The effects of poverty on daily life
Combining the economic depression of rural WNC counties with isolation and infrastructure challenges can result in a difficult situation for those living in these communities.
Across areas of health care, education, food security and other basic needs, many remote locations fall short when compared to their urban counterparts.
Even a basic need such as getting health care can be a challenge.
Where Buncombe County has more than 35 physicians per 10,000 people, both Graham and Clay counties have less than 5 physicians per 10,000 people.
In a 2014 article published by the North Carolina Medical Journal, researches Julie Spero and Erin Fraher explained that “shortfalls in the supply of health professionals in rural areas are a concern because rural populations tend to be in poorer health relative to metropolitan populations, with higher rates of obesity as well as higher rates of mortality from chronic diseases such as diabetes and chronic obstructive pulmonary disease.”
In addition to having increased needs for health care, barriers to health care access for rural populations include “longer driving distances and limited access to transportation.”

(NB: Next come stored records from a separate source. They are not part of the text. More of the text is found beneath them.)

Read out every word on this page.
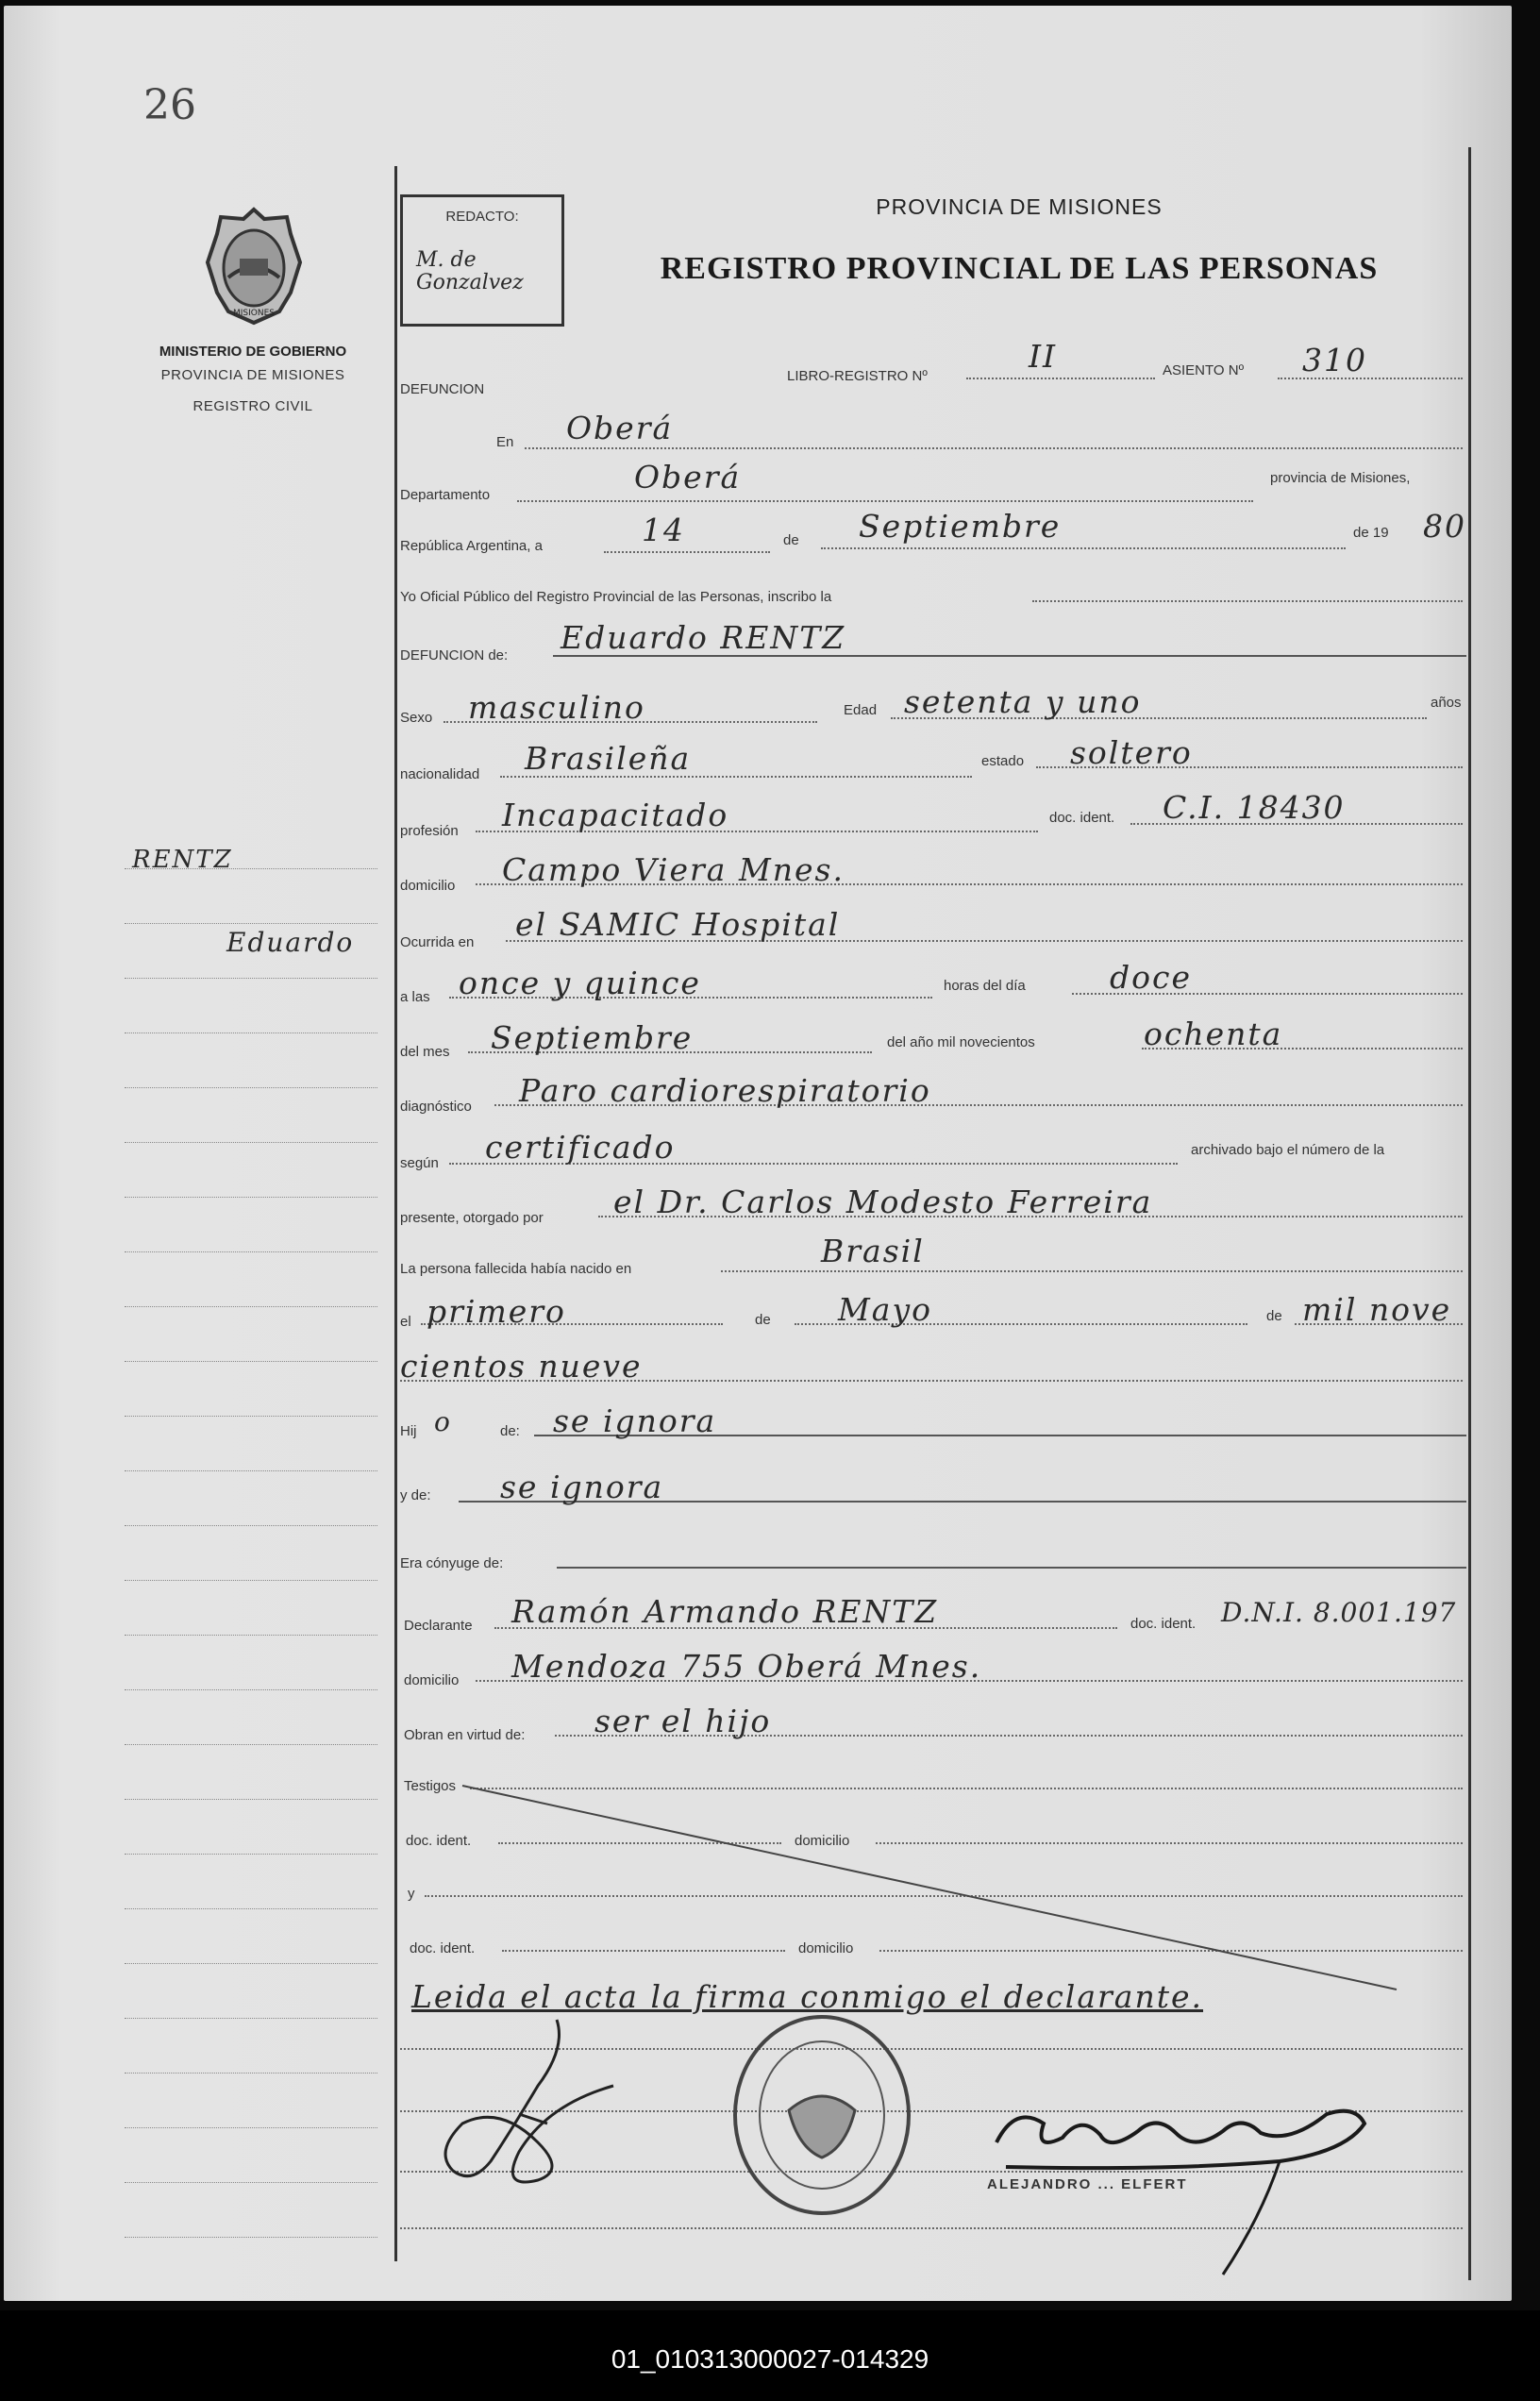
26
MISIONES
MINISTERIO DE GOBIERNO
PROVINCIA DE MISIONES
REGISTRO CIVIL
RENTZ
Eduardo
REDACTO:
M. de Gonzalvez
PROVINCIA DE MISIONES
REGISTRO PROVINCIAL DE LAS PERSONAS
DEFUNCION
LIBRO-REGISTRO Nº
II	ASIENTO Nº 310
En Oberá
Departamento	Oberá	provincia de Misiones,
República Argentina, a	14	de Septiembre	de 19 80
Yo Oficial Público del Registro Provincial de las Personas, inscribo la
DEFUNCION de: Eduardo RENTZ
Sexo masculino	Edad setenta y uno	años
nacionalidad Brasileña	estado soltero
profesión Incapacitado	doc. ident. C.I. 18430
domicilio Campo Viera Mnes.
Ocurrida en el SAMIC Hospital
a las once y quince	horas del día	doce
del mes Septiembre	del año mil novecientos	ochenta
diagnóstico Paro cardiorespiratorio
según certificado	archivado bajo el número de la
presente, otorgado por el Dr. Carlos Modesto Ferreira
La persona fallecida había nacido en	Brasil
el primero	de Mayo	de mil nove
cientos nueve
Hij o	de: se ignora
y de: se ignora
Era cónyuge de:
Declarante Ramón Armando RENTZ	doc. ident. D.N.I. 8.001.197
domicilio Mendoza 755 Oberá Mnes.
Obran en virtud de: ser el hijo
Testigos
doc. ident.	domicilio
y
doc. ident.	domicilio
Leida el acta la firma conmigo el declarante.
ALEJANDRO ... ELFERT
01_010313000027-014329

Additionally, in educational attainment alone, those living below the poverty line have a larger percentage of lower education attainment. When compared to the demographics of those living above the poverty line, there a greater percentage of the population at a higher education level.

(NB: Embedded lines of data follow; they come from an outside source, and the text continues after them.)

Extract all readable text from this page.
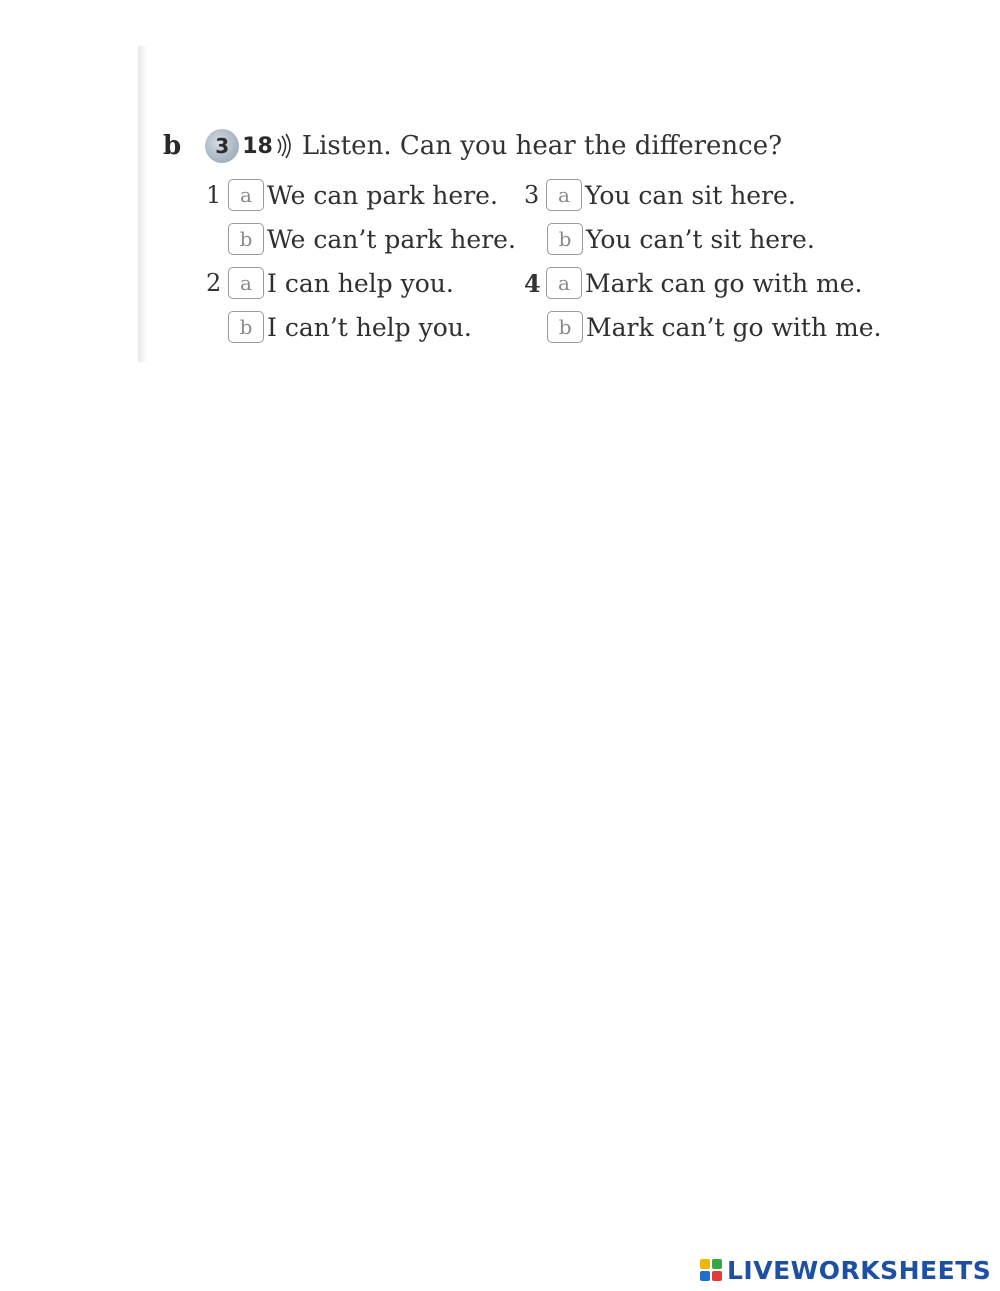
b	3 18 Listen. Can you hear the difference?
1 a We can park here.
b We can’t park here.
2 a I can help you.
b I can’t help you.
3 a You can sit here.
b You can’t sit here.
4 a Mark can go with me.
b Mark can’t go with me.
LIVEWORKSHEETS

For regional residents below the poverty line, most counties show that more than half of residents have high school education levels or less. The anomalies to this pattern can be found in Watauga and Polk counties.
Reports also show that high school dropout rates are higher for those living in poverty. The N.C. Department of Public Instruction states that 22.7 percent of students from economically disadvantaged households drop out as compared to 10.1 percent of wealthier households.
With the effects of poverty on daily life and on the larger economic challenges facing the WNC’s rural communities, the data begins to show the breadth of struggles more and more mountain residents now — or could soon — encounter.
As economist Todd Cherry said in his 2009 report, “The divide between rural and urban areas in N.C. deserves attention from policymakers because the degree that we effectively use the resources in rural N.C. will significantly impact the future of N.C.’s economy.”
Editor’s note: Steph Guinan was awarded the McGraw-Hill Data Journalism Award by International Center for Journalists in March 2014 for a version of this series.